Deniz biyoloğu Mert Gökalp de yıllardır Marmara Denizi'ndeki kirliliğe dikkat çekmeye çalıştıklarını fakat ancak işler geri çevirmesi çok zor bir noktaya gelince insanların kendilerine kulak kesildiğini söylüyor.
Gökalp, 'Su artıma tesislerini olması gibi gerektiği gibi işletmeyen organize sanayi bölgelerine neden rehabilitasyon ve iyileştirme desteği açıklanıyor da bu tesisler ceza almıyor, gerekli arıtma şartlarını sağlayana kadar kapatılmıyor?' diye soruyor:
'Şu an bugünün her saatinde atık yönetimini uygulamayan, parasal nedenlerden ötürü arıtma tesislerini çalıştırmayan tesisler var. Olması gereken hemen bugünden başlayarak büyük cezalar kesip, şartları sağlayana kadar mühür vurmak. Bugünden başlanmazsa bu iş uzar, Marmara Denizi ölür ve Marmara Denizi'nin ölmesi demek, etrafındaki 25 milyon kişinin de orada yaşayamaması demek.
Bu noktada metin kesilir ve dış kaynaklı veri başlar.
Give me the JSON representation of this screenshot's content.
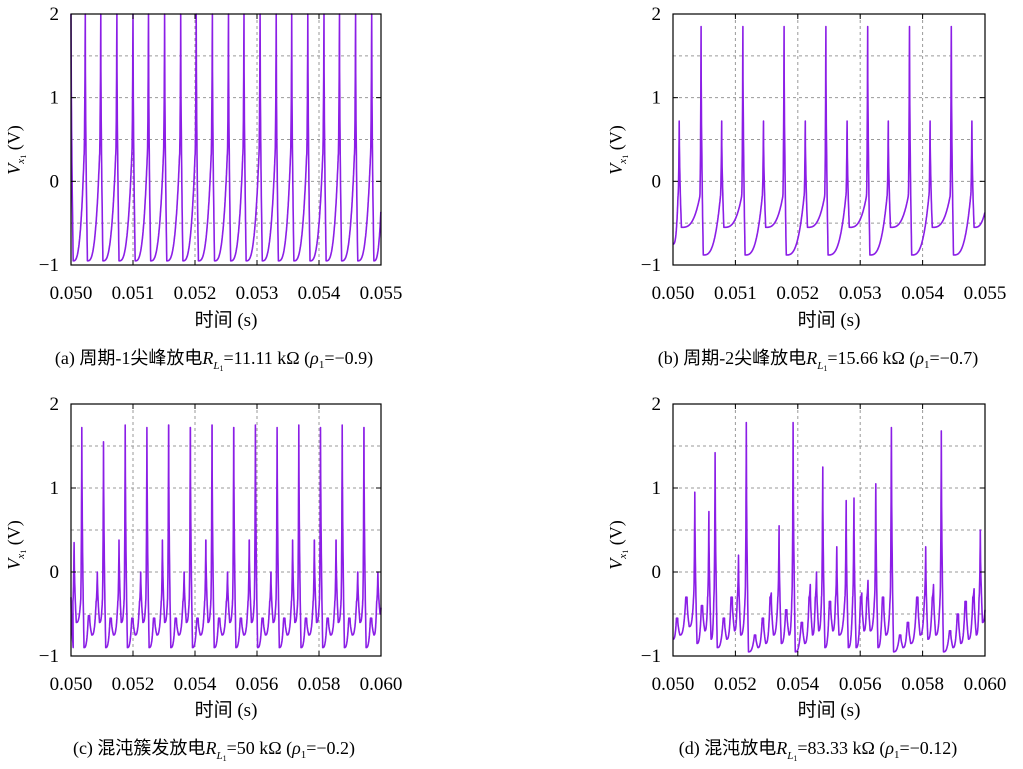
{
  "figure": {
    "trace_color": "#8b1ee6"
  },
  "chart_data": [
    {
      "id": "a",
      "type": "line",
      "caption": "(a) 周期-1尖峰放电R_{L1}=11.11 kΩ (ρ1=−0.9)",
      "caption_parts": {
        "prefix": "(a) 周期-1尖峰放电",
        "R": "R",
        "Rsub": "L",
        "Rsub2": "1",
        "value": "=11.11 kΩ (",
        "rho": "ρ",
        "rhosub": "1",
        "rhoval": "=−0.9)"
      },
      "ylabel_parts": {
        "V": "V",
        "sub": "x",
        "sub2": "1",
        "unit": "(V)"
      },
      "xlabel": "时间 (s)",
      "xlim": [
        0.05,
        0.055
      ],
      "ylim": [
        -1,
        2
      ],
      "x_ticks": [
        "0.050",
        "0.051",
        "0.052",
        "0.053",
        "0.054",
        "0.055"
      ],
      "y_ticks": [
        "−1",
        "0",
        "1",
        "2"
      ],
      "grid": true,
      "trace": {
        "baseline": -0.95,
        "recovery_end": 0.3,
        "start_value": 2.0,
        "spikes": [
          {
            "t": 0.05023,
            "v": 2.0
          },
          {
            "t": 0.05048,
            "v": 2.0
          },
          {
            "t": 0.05074,
            "v": 2.0
          },
          {
            "t": 0.051,
            "v": 2.0
          },
          {
            "t": 0.05125,
            "v": 2.0
          },
          {
            "t": 0.05151,
            "v": 2.0
          },
          {
            "t": 0.05177,
            "v": 2.0
          },
          {
            "t": 0.05202,
            "v": 2.0
          },
          {
            "t": 0.05228,
            "v": 2.0
          },
          {
            "t": 0.05254,
            "v": 2.0
          },
          {
            "t": 0.05279,
            "v": 2.0
          },
          {
            "t": 0.05305,
            "v": 2.0
          },
          {
            "t": 0.05331,
            "v": 2.0
          },
          {
            "t": 0.05356,
            "v": 2.0
          },
          {
            "t": 0.05382,
            "v": 2.0
          },
          {
            "t": 0.05408,
            "v": 2.0
          },
          {
            "t": 0.05433,
            "v": 2.0
          },
          {
            "t": 0.05459,
            "v": 2.0
          },
          {
            "t": 0.05485,
            "v": 2.0
          }
        ]
      }
    },
    {
      "id": "b",
      "type": "line",
      "caption_parts": {
        "prefix": "(b) 周期-2尖峰放电",
        "R": "R",
        "Rsub": "L",
        "Rsub2": "1",
        "value": "=15.66 kΩ (",
        "rho": "ρ",
        "rhosub": "1",
        "rhoval": "=−0.7)"
      },
      "ylabel_parts": {
        "V": "V",
        "sub": "x",
        "sub2": "1",
        "unit": "(V)"
      },
      "xlabel": "时间 (s)",
      "xlim": [
        0.05,
        0.055
      ],
      "ylim": [
        -1,
        2
      ],
      "x_ticks": [
        "0.050",
        "0.051",
        "0.052",
        "0.053",
        "0.054",
        "0.055"
      ],
      "y_ticks": [
        "−1",
        "0",
        "1",
        "2"
      ],
      "grid": true,
      "trace": {
        "baseline": -0.92,
        "recovery_end": -0.18,
        "start_value": -0.75,
        "spikes": [
          {
            "t": 0.0501,
            "v": 0.72,
            "min": -0.55
          },
          {
            "t": 0.05045,
            "v": 1.85,
            "min": -0.88
          },
          {
            "t": 0.05078,
            "v": 0.72,
            "min": -0.55
          },
          {
            "t": 0.05112,
            "v": 1.85,
            "min": -0.88
          },
          {
            "t": 0.05145,
            "v": 0.72,
            "min": -0.55
          },
          {
            "t": 0.05178,
            "v": 1.85,
            "min": -0.88
          },
          {
            "t": 0.05212,
            "v": 0.72,
            "min": -0.55
          },
          {
            "t": 0.05245,
            "v": 1.85,
            "min": -0.88
          },
          {
            "t": 0.05279,
            "v": 0.72,
            "min": -0.55
          },
          {
            "t": 0.05312,
            "v": 1.85,
            "min": -0.88
          },
          {
            "t": 0.05345,
            "v": 0.72,
            "min": -0.55
          },
          {
            "t": 0.05379,
            "v": 1.85,
            "min": -0.88
          },
          {
            "t": 0.05412,
            "v": 0.72,
            "min": -0.55
          },
          {
            "t": 0.05446,
            "v": 1.85,
            "min": -0.88
          },
          {
            "t": 0.05479,
            "v": 0.72,
            "min": -0.55
          }
        ]
      }
    },
    {
      "id": "c",
      "type": "line",
      "caption_parts": {
        "prefix": "(c) 混沌簇发放电",
        "R": "R",
        "Rsub": "L",
        "Rsub2": "1",
        "value": "=50 kΩ (",
        "rho": "ρ",
        "rhosub": "1",
        "rhoval": "=−0.2)"
      },
      "ylabel_parts": {
        "V": "V",
        "sub": "x",
        "sub2": "1",
        "unit": "(V)"
      },
      "xlabel": "时间 (s)",
      "xlim": [
        0.05,
        0.06
      ],
      "ylim": [
        -1,
        2
      ],
      "x_ticks": [
        "0.050",
        "0.052",
        "0.054",
        "0.056",
        "0.058",
        "0.060"
      ],
      "y_ticks": [
        "−1",
        "0",
        "1",
        "2"
      ],
      "grid": true,
      "trace": {
        "baseline": -0.9,
        "recovery_end": -0.35,
        "start_value": -0.3,
        "spikes": [
          {
            "t": 0.0501,
            "v": 0.35,
            "min": -0.6
          },
          {
            "t": 0.05035,
            "v": 1.72,
            "min": -0.9
          },
          {
            "t": 0.0506,
            "v": -0.52,
            "min": -0.75
          },
          {
            "t": 0.05085,
            "v": 0.0,
            "min": -0.6
          },
          {
            "t": 0.05105,
            "v": 1.55,
            "min": -0.9
          },
          {
            "t": 0.0513,
            "v": -0.55,
            "min": -0.75
          },
          {
            "t": 0.05155,
            "v": 0.38,
            "min": -0.6
          },
          {
            "t": 0.05175,
            "v": 1.75,
            "min": -0.9
          },
          {
            "t": 0.052,
            "v": -0.55,
            "min": -0.75
          },
          {
            "t": 0.05225,
            "v": 0.0,
            "min": -0.6
          },
          {
            "t": 0.05245,
            "v": 1.72,
            "min": -0.9
          },
          {
            "t": 0.0527,
            "v": -0.55,
            "min": -0.75
          },
          {
            "t": 0.05295,
            "v": 0.38,
            "min": -0.6
          },
          {
            "t": 0.05315,
            "v": 1.75,
            "min": -0.9
          },
          {
            "t": 0.0534,
            "v": -0.55,
            "min": -0.75
          },
          {
            "t": 0.05365,
            "v": 0.0,
            "min": -0.6
          },
          {
            "t": 0.05385,
            "v": 1.72,
            "min": -0.9
          },
          {
            "t": 0.0541,
            "v": -0.55,
            "min": -0.75
          },
          {
            "t": 0.05435,
            "v": 0.38,
            "min": -0.6
          },
          {
            "t": 0.05455,
            "v": 1.75,
            "min": -0.9
          },
          {
            "t": 0.0548,
            "v": -0.55,
            "min": -0.75
          },
          {
            "t": 0.05505,
            "v": 0.0,
            "min": -0.6
          },
          {
            "t": 0.05525,
            "v": 1.72,
            "min": -0.9
          },
          {
            "t": 0.0555,
            "v": -0.55,
            "min": -0.75
          },
          {
            "t": 0.05575,
            "v": 0.38,
            "min": -0.6
          },
          {
            "t": 0.05595,
            "v": 1.75,
            "min": -0.9
          },
          {
            "t": 0.0562,
            "v": -0.55,
            "min": -0.75
          },
          {
            "t": 0.05645,
            "v": 0.0,
            "min": -0.6
          },
          {
            "t": 0.05665,
            "v": 1.72,
            "min": -0.9
          },
          {
            "t": 0.0569,
            "v": -0.55,
            "min": -0.75
          },
          {
            "t": 0.05715,
            "v": 0.38,
            "min": -0.6
          },
          {
            "t": 0.05735,
            "v": 1.75,
            "min": -0.9
          },
          {
            "t": 0.0576,
            "v": -0.55,
            "min": -0.75
          },
          {
            "t": 0.05785,
            "v": 0.38,
            "min": -0.6
          },
          {
            "t": 0.05805,
            "v": 1.72,
            "min": -0.9
          },
          {
            "t": 0.0583,
            "v": -0.55,
            "min": -0.75
          },
          {
            "t": 0.05855,
            "v": 0.38,
            "min": -0.6
          },
          {
            "t": 0.05875,
            "v": 1.75,
            "min": -0.9
          },
          {
            "t": 0.059,
            "v": -0.55,
            "min": -0.75
          },
          {
            "t": 0.05925,
            "v": 0.0,
            "min": -0.6
          },
          {
            "t": 0.05945,
            "v": 1.72,
            "min": -0.9
          },
          {
            "t": 0.0597,
            "v": -0.55,
            "min": -0.75
          },
          {
            "t": 0.0599,
            "v": 0.0,
            "min": -0.5
          }
        ]
      }
    },
    {
      "id": "d",
      "type": "line",
      "caption_parts": {
        "prefix": "(d) 混沌放电",
        "R": "R",
        "Rsub": "L",
        "Rsub2": "1",
        "value": "=83.33 kΩ (",
        "rho": "ρ",
        "rhosub": "1",
        "rhoval": "=−0.12)"
      },
      "ylabel_parts": {
        "V": "V",
        "sub": "x",
        "sub2": "1",
        "unit": "(V)"
      },
      "xlabel": "时间 (s)",
      "xlim": [
        0.05,
        0.06
      ],
      "ylim": [
        -1,
        2
      ],
      "x_ticks": [
        "0.050",
        "0.052",
        "0.054",
        "0.056",
        "0.058",
        "0.060"
      ],
      "y_ticks": [
        "−1",
        "0",
        "1",
        "2"
      ],
      "grid": true,
      "trace": {
        "baseline": -0.85,
        "recovery_end": -0.3,
        "start_value": -0.8,
        "spikes": [
          {
            "t": 0.05015,
            "v": -0.55,
            "min": -0.75
          },
          {
            "t": 0.05045,
            "v": -0.3,
            "min": -0.65
          },
          {
            "t": 0.0507,
            "v": 0.95,
            "min": -0.85
          },
          {
            "t": 0.05095,
            "v": -0.4,
            "min": -0.7
          },
          {
            "t": 0.05115,
            "v": 0.72,
            "min": -0.8
          },
          {
            "t": 0.05135,
            "v": 1.42,
            "min": -0.9
          },
          {
            "t": 0.05165,
            "v": -0.55,
            "min": -0.8
          },
          {
            "t": 0.0519,
            "v": -0.3,
            "min": -0.7
          },
          {
            "t": 0.0521,
            "v": 0.2,
            "min": -0.75
          },
          {
            "t": 0.05235,
            "v": 1.78,
            "min": -0.95
          },
          {
            "t": 0.05265,
            "v": -0.75,
            "min": -0.9
          },
          {
            "t": 0.0529,
            "v": -0.55,
            "min": -0.85
          },
          {
            "t": 0.05315,
            "v": -0.25,
            "min": -0.75
          },
          {
            "t": 0.0534,
            "v": 0.55,
            "min": -0.85
          },
          {
            "t": 0.05365,
            "v": -0.45,
            "min": -0.75
          },
          {
            "t": 0.05385,
            "v": 1.78,
            "min": -0.95
          },
          {
            "t": 0.05415,
            "v": -0.6,
            "min": -0.85
          },
          {
            "t": 0.0544,
            "v": -0.15,
            "min": -0.75
          },
          {
            "t": 0.0546,
            "v": 0.0,
            "min": -0.7
          },
          {
            "t": 0.0548,
            "v": 1.25,
            "min": -0.9
          },
          {
            "t": 0.05505,
            "v": -0.35,
            "min": -0.7
          },
          {
            "t": 0.05525,
            "v": 0.3,
            "min": -0.75
          },
          {
            "t": 0.05555,
            "v": 0.85,
            "min": -0.9
          },
          {
            "t": 0.0558,
            "v": 0.88,
            "min": -0.9
          },
          {
            "t": 0.05605,
            "v": -0.25,
            "min": -0.7
          },
          {
            "t": 0.05625,
            "v": -0.1,
            "min": -0.7
          },
          {
            "t": 0.0565,
            "v": 1.05,
            "min": -0.9
          },
          {
            "t": 0.05675,
            "v": -0.3,
            "min": -0.75
          },
          {
            "t": 0.057,
            "v": 1.72,
            "min": -0.95
          },
          {
            "t": 0.0573,
            "v": -0.75,
            "min": -0.9
          },
          {
            "t": 0.05755,
            "v": -0.6,
            "min": -0.85
          },
          {
            "t": 0.05785,
            "v": -0.3,
            "min": -0.75
          },
          {
            "t": 0.0581,
            "v": 0.3,
            "min": -0.8
          },
          {
            "t": 0.05835,
            "v": -0.15,
            "min": -0.75
          },
          {
            "t": 0.0586,
            "v": 1.68,
            "min": -0.95
          },
          {
            "t": 0.0589,
            "v": -0.7,
            "min": -0.9
          },
          {
            "t": 0.05915,
            "v": -0.5,
            "min": -0.85
          },
          {
            "t": 0.0594,
            "v": -0.35,
            "min": -0.8
          },
          {
            "t": 0.05965,
            "v": -0.2,
            "min": -0.75
          },
          {
            "t": 0.05985,
            "v": 0.5,
            "min": -0.6
          }
        ]
      }
    }
  ]
}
O zaman bu maliyet nedeniyle arıtma yapmayan sanayi tesisleri daha büyük bir maliyetle karşılaşır.'
Bu kadar cahil bir toplumla ve bu toplumun seçtiği, para hırsının kurbanı olmuş yöneticilerle hiçbir güzellik bu topraklarda baki değildir.
Çevre Mühendisleri Odası (ÇMO) Genel Başkanı Ahmet Dursun Kahraman, Türkiye'de plan hazırlama konusunda hiçbir sorun olmadığını fakat bunları hayata geçirme konusunda bugüne kadar ciddi sıkıntılar yaşandığını söylüyor.... Ülkeyi özetleyen güzel sözlerden biri daha.
Daha en baştan önlem almak temizlemekten daha ucuza gelirdi muhtemelen.